Jusqu’à présent, il n’est question que de projections futures, dans la mesure où le projet ne devrait pas commencer avant 2030 et s’achever avant 2045. Personne ne peut savoir à quoi ressemblera le monde à ce moment-là, pas même Patrik Aellig, qui a pourtant une idée claire sur l’objectif que le CST vise à atteindre dans les prochaines années: «Le monde va changer bien évidemment. Je n’ai pas la prétention de savoir de quoi il sera fait dans 30 ans. Mais je peux seulement vous dire que notre volonté, de manière générale, est de contribuer à le rendre meilleur. Concrètement, nous cherchons, sur la base des développements actuels et en tenant compte des exigences du marché et de la société, à façonner l’avenir de la manière la plus précise possible. Car le CST est un projet de marché, financé par le secteur privé, qui vise en fin de compte à répondre aux besoins des clients et des consommateurs, mais également de la société dans son ensemble, et avant tout des villes et des zones urbaines, qui doivent trouver des solutions pour éviter une détérioration de la qualité de vie».

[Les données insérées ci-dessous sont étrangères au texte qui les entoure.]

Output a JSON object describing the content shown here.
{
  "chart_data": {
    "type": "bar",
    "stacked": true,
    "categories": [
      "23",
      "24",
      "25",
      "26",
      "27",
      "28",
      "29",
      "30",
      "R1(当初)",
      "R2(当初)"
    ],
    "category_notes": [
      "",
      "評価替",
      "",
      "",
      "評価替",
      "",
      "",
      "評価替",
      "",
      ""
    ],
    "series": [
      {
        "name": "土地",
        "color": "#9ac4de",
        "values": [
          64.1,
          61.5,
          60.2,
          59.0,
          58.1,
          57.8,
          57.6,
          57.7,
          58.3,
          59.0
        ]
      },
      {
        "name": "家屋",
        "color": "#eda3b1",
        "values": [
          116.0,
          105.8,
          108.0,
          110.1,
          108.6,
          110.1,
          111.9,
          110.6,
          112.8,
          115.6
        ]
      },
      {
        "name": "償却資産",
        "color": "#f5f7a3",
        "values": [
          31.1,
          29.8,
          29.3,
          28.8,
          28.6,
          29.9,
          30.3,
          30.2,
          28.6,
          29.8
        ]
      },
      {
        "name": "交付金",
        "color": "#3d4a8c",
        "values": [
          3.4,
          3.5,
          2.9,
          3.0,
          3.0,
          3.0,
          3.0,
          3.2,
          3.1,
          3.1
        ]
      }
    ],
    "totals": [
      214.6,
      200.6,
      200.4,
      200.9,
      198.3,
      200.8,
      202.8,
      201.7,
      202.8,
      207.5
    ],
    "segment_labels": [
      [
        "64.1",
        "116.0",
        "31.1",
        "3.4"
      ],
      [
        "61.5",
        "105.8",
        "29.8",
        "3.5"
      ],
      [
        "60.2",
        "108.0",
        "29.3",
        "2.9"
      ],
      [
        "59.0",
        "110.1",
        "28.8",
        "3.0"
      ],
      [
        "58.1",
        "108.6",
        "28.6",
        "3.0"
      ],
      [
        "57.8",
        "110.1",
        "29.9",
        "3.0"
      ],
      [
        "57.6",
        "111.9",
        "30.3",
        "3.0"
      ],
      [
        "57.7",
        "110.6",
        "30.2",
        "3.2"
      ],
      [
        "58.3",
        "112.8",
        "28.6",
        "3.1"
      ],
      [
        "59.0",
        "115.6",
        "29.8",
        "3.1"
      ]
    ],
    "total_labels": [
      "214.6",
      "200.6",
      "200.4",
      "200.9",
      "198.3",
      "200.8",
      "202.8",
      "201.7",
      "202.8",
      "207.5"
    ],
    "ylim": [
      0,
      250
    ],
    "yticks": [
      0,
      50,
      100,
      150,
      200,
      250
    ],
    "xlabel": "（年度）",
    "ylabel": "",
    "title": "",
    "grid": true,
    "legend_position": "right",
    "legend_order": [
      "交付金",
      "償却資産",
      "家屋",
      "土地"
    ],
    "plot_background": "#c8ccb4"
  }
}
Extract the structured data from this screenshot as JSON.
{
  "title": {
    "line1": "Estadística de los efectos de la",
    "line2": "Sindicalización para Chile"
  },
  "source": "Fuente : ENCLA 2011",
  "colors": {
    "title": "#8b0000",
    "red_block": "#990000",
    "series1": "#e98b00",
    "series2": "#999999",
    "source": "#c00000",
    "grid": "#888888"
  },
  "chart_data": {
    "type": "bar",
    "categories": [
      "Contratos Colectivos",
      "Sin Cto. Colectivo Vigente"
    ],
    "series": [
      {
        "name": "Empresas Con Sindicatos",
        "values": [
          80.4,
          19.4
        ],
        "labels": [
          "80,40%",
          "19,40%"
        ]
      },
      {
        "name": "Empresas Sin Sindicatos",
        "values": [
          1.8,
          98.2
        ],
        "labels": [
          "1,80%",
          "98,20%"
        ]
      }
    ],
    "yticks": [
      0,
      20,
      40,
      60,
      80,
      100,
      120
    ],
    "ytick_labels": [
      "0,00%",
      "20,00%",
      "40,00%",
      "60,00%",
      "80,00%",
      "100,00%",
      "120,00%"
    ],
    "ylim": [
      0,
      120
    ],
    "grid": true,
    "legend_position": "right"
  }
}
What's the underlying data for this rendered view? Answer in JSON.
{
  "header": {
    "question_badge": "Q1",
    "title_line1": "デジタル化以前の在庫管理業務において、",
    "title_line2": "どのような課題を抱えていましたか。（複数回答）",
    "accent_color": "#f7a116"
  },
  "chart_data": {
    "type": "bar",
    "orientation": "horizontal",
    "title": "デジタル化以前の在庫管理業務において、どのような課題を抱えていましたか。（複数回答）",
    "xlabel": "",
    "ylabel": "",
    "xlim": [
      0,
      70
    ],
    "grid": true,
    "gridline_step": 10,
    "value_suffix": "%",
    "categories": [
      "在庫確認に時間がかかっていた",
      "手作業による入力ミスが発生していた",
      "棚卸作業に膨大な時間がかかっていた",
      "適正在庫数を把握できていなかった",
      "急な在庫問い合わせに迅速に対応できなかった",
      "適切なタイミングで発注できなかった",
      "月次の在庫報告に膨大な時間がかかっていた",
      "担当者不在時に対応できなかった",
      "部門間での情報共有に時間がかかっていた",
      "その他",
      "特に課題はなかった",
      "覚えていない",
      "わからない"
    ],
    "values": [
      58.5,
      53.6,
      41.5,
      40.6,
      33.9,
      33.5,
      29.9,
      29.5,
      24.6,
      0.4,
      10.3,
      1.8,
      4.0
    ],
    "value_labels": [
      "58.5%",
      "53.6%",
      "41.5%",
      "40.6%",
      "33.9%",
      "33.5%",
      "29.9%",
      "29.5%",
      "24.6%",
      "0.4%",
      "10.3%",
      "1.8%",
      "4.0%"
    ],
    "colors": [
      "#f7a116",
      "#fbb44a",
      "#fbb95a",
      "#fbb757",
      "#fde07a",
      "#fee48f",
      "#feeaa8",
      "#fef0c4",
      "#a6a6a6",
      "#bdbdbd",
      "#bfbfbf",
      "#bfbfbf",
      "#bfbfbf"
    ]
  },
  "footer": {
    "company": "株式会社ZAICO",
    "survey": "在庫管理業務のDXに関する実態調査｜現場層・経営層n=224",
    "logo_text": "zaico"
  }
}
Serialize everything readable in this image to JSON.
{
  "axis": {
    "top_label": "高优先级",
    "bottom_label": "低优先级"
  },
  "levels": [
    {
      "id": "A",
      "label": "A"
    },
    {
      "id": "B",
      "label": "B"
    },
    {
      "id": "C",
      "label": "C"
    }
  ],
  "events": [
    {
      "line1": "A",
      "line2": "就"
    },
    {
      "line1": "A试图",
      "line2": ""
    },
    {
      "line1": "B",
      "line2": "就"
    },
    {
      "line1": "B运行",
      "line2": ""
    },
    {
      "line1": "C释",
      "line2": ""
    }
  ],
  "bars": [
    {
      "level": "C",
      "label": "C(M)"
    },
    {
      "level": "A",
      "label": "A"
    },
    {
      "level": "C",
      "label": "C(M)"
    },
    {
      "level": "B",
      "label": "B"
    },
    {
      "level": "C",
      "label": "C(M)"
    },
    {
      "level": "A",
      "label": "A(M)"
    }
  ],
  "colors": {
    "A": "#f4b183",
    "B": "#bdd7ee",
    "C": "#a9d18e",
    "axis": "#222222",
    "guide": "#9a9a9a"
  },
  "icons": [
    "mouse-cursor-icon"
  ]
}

Quelle est la contribution de la Suisse à ce projet? «À l’exception de la région alpine, le territoire de la Suisse est densément peuplé. L’idée d’y développer le projet CST était donc plutôt convaincante. Vous vous demandez peut-être comment la Suisse a fait pour aller aussi loin dans l’élaboration d’une idée comme la nôtre. L’une des raisons, et elle est évidente, est qu’il s’agit d’un investissement prometteur. Mais un autre facteur de réussite important est l’esprit de coopération, qui se développe spontanément dans un pays de petite taille. Par ailleurs, il est vrai que les choses ont tendance à avancer lentement en Suisse, mais dès le moment où des progrès se réalisent, ils incluent tout le monde et chaque individu peut en faire partie. Il faut dire aussi que l’idée de percer des tunnels n’a rien d’extravagant pour les Suisses, passés maîtres dans la construction de ce type d’ouvrages».
Après toutes ces précisions, pouvons-nous affirmer que la Suisse se situe à l’avant-garde mondiale dans le domaine du transport souterrain de marchandises et la qualifier de pionnière? «Je pense qu’il n’est pas exagéré de dire que nous jouons un certain rôle de précurseur dans les secteurs du développement du transport souterrain, de la logistique urbaine, de l’approvisionnement des villes et de la numérisation de la logistique. Il existe d’autres projets similaires dans le monde, mais aucun n’a atteint le stade d’avancement du CST sur les plans financier et juridique. Sa base légale fera justement l’objet de discussions au Parlement très prochainement».